HANNAH ARENDT EM CUBA.
“Na parede do fundo fora pregado um cartaz colorido,
grande demais para exibição interna. Representava apenas uma cara enorme de
mais de um metro de largura: o rosto de um homem de uns quarenta e cinco anos, com
espesso bigode preto e traços rústicos mas atraentes”.
Esta é a imagem com a qual Winston Smith se deparou
quando adentrou o saguão da Mansão Vitória para fugir do vento que castigava a
tarde de abril.

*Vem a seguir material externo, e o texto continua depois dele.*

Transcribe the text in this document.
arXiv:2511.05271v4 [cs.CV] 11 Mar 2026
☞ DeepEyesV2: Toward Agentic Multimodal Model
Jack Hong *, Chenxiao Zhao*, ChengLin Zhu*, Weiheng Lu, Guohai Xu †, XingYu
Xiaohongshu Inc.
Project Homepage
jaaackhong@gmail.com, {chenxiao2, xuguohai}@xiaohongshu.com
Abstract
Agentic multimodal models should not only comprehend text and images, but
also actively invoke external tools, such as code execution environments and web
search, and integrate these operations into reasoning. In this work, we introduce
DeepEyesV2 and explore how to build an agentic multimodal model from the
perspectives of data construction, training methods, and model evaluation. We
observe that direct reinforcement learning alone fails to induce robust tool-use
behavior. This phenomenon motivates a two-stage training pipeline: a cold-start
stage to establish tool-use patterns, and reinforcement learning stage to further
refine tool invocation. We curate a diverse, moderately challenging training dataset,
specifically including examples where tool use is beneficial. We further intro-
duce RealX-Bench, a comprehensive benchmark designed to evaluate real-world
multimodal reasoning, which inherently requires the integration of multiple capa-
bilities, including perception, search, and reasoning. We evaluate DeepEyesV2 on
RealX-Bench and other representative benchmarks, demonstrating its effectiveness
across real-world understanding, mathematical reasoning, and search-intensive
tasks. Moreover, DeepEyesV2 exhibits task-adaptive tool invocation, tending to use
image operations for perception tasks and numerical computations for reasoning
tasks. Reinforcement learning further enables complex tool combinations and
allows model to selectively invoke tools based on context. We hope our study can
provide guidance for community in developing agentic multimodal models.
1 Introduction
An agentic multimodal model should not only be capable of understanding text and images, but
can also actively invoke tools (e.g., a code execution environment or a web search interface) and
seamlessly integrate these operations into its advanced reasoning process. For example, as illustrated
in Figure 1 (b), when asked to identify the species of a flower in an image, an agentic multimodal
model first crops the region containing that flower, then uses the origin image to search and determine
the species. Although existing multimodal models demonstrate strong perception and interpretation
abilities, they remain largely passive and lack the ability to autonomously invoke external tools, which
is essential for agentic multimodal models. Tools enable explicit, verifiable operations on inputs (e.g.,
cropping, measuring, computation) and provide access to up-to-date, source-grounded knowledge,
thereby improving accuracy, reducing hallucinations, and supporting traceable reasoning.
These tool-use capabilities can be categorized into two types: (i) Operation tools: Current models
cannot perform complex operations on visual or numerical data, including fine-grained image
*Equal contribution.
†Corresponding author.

Estamos apenas no segundo parágrafo de 1984. Os cartazes
espalhados pela cidade, como que a vigiar a vida e o vai e vem dos cidadãos,
acompanharão Winston ao longo de toda a narrativa de Orwell. Winston era
funcionário do Ministério da Verdade e sua função era falsificar documentos
públicos para facilitar a propaganda do governo.
“(...) salvo nos cartazes pregados em toda parte. O
bigodudo olhava de cada canto. Havia um cartaz na casa defronte. O GRANDE IRMÃO
ZELA POR TI, dizia o letreiro, e os olhos escuros procuram os de Winston. Ao
nível da rua outro cartaz rasgado num canto, drapejava ao vento, ora cobrindo
ora descobrindo a palavra INGSOC (socialismo inglês).”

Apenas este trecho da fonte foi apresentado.